Binomial, $\binom{n}{k}$:

def choose(n, k):
    '''Returns the number of ways to choose k items from n items'''
    reflect = n - k
    if k > reflect:
        if k > n:
            return 0
        k = reflect
    if k == 0:
        return 1
    for nMinusIPlus1, i in zip(range(n - 1, n - k, -1), range(2, k + 1)):
        n = n * nMinusIPlus1 // i
    return n

Factorial, $n!$:

fact=lambda n: n and n*fact(n-1) or 1

The number of shuffles of n cards is the number of permutations which is $n!$.

The number of permutations which have no consecutive cards:

noConsecutive=lambda n: sum((-1) ** (n - k) * fact(k) * sum(choose(i + k - 1, k - 1) * choose(k, n - i - k) for i in range(n - k + 1)) for k in range(1, n+1))

The chance of getting a deal with any two consecutive cards is therefore:

def chanceConsecutives(n):
    total = fact(n)
    return (total - noConsecutive(n)) / total

The plot shown uses matplotlib but

let us take a look at that right tail:

>>> for n in range(94, 101):
...     n, chanceConsecutives(n)
...
(94, 0.8646959031912789)
(95, 0.8646952442738943)
(96, 0.8646946060214447)
(97, 0.8646939875787265)
(98, 0.8646933881343243)
(99, 0.8646928069179473)
(100, 0.8646922431979533)
>>>

and a bit further out:

>>> for n in range(394, 401):
...     n, chanceConsecutives(n)
...
(394, 0.8646664677798308)
(395, 0.8646664589063986)
(396, 0.8646664501002465)
(397, 0.8646664413606958)
(398, 0.8646664326870768)
(399, 0.8646664240787278)
(400, 0.8646664155349957)
>>>

---

Mathematics now...

We need to show that $P(n)$

will never fall below out theorised threshold:$$P(n)=1-\frac1{n!}\sum_{k=1}^n{(-1)^{n-k}k!\sum_{i=0}^{n-k}{\binom{i+k-1}{k-1}\binom{k}{n-i-k}}}$$

Answer 2

What are the odds in the infinite case? Well I choose the infinite case to neglect the two edge cases.

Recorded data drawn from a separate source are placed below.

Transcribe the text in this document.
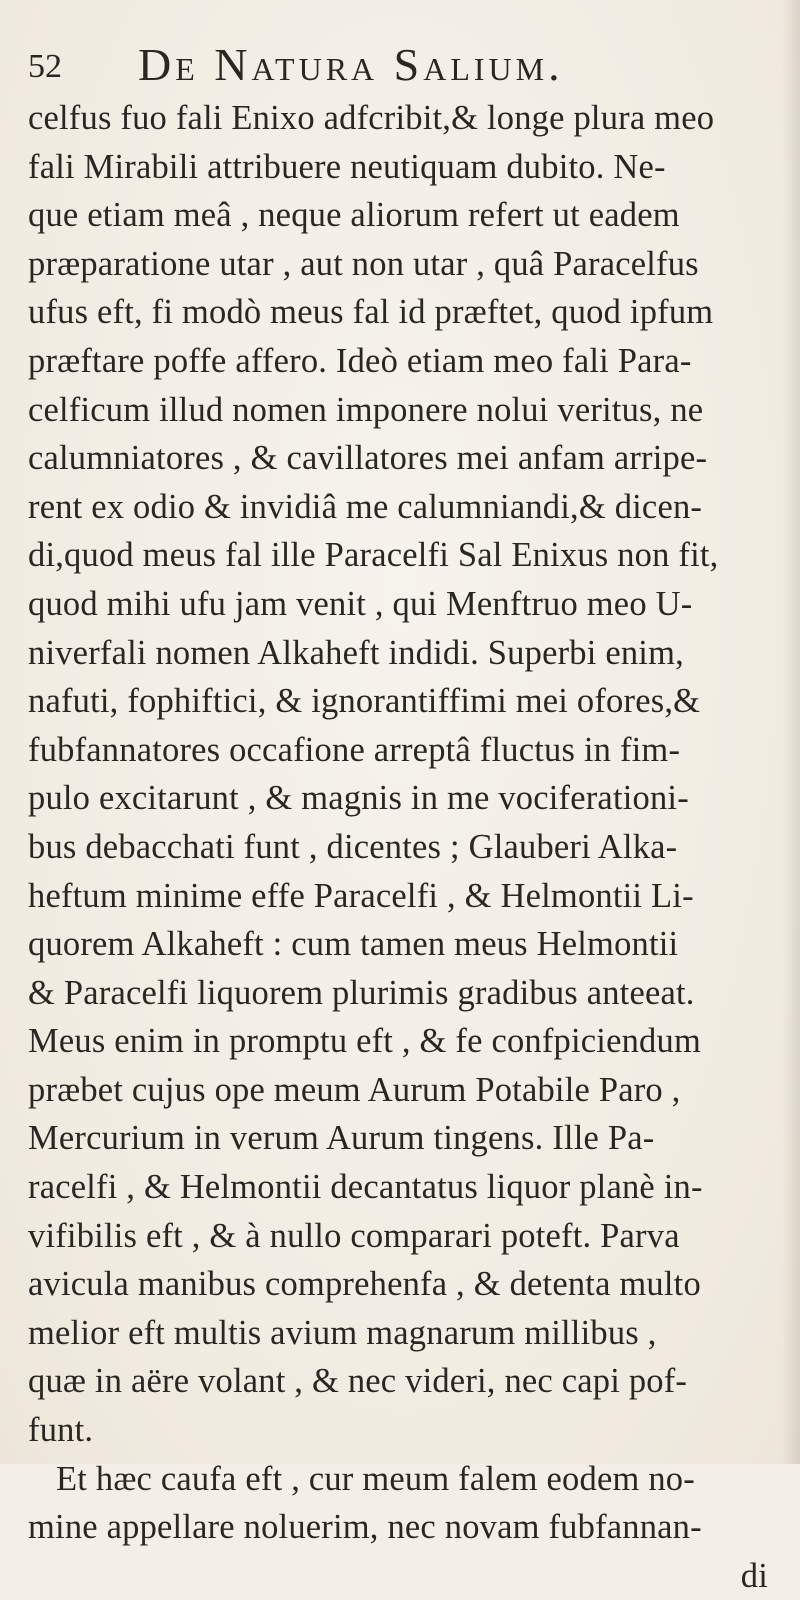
52 De Natura Salium.
celfus fuo fali Enixo adfcribit,& longe plura meo
fali Mirabili attribuere neutiquam dubito. Ne-
que etiam meâ , neque aliorum refert ut eadem
præparatione utar , aut non utar , quâ Paracelfus
ufus eft, fi modò meus fal id præftet, quod ipfum
præftare poffe affero. Ideò etiam meo fali Para-
celficum illud nomen imponere nolui veritus, ne
calumniatores , & cavillatores mei anfam arripe-
rent ex odio & invidiâ me calumniandi,& dicen-
di,quod meus fal ille Paracelfi Sal Enixus non fit,
quod mihi ufu jam venit , qui Menftruo meo U-
niverfali nomen Alkaheft indidi. Superbi enim,
nafuti, fophiftici, & ignorantiffimi mei ofores,&
fubfannatores occafione arreptâ fluctus in fim-
pulo excitarunt , & magnis in me vociferationi-
bus debacchati funt , dicentes ; Glauberi Alka-
heftum minime effe Paracelfi , & Helmontii Li-
quorem Alkaheft : cum tamen meus Helmontii
& Paracelfi liquorem plurimis gradibus anteeat.
Meus enim in promptu eft , & fe confpiciendum
præbet cujus ope meum Aurum Potabile Paro ,
Mercurium in verum Aurum tingens. Ille Pa-
racelfi , & Helmontii decantatus liquor planè in-
vifibilis eft , & à nullo comparari poteft. Parva
avicula manibus comprehenfa , & detenta multo
melior eft multis avium magnarum millibus ,
quæ in aëre volant , & nec videri, nec capi pof-
funt.
Et hæc caufa eft , cur meum falem eodem no-
mine appellare noluerim, nec novam fubfannan-
di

So we are going to have a $\frac{2}{n}$ chance for each new card that is either above or below it. This is going to happen n times.
So the odds of not getting an adjacent pair are $\frac{n-2}{n}$. And this happens as n (from what I can tell) independent events. So we get $\frac{n-2}{n}^{n}$.
Now by cool mathemagic: this is $1-\frac{1}{e^2}$
Why? Well a well known identity is $\frac{n+1}{n}^{n} = e$ and $\frac{n-1}{n}^{n} = \frac{1}{e}$for really large n $\frac{n-2}{n}$ is effectively equal to $\frac{n-1}{n}^{2}$
So we get ${\frac{n-1}{n}^{2}}^n$ which is ${\frac{n-1}{n}^{2n}}$ or ${\frac{n-1}{n}^{n}}^2$ or $\frac{1}{e}^2$.
So the final answer is $1-\frac{1}{e^2}$

Answer 3

Dr. G is

correct

as can be seen by looking at the last entry under "Formula" at

http://oeis.org/A002464 which says that asymptotically the number of permutations with no adjacent pairs is $1/e^2$ of all of them.

Presumably

the correct value of $x$ is $1-1/e^2$, but that doesn't follow from the above unless we know that the fraction with no adjacent pairs increases monotonically, which looks likely but I don't see how to prove. (Perhaps with a little work it follows from the recurrence relation, or from the asymptotic formula if its error bounds can be made explicit?)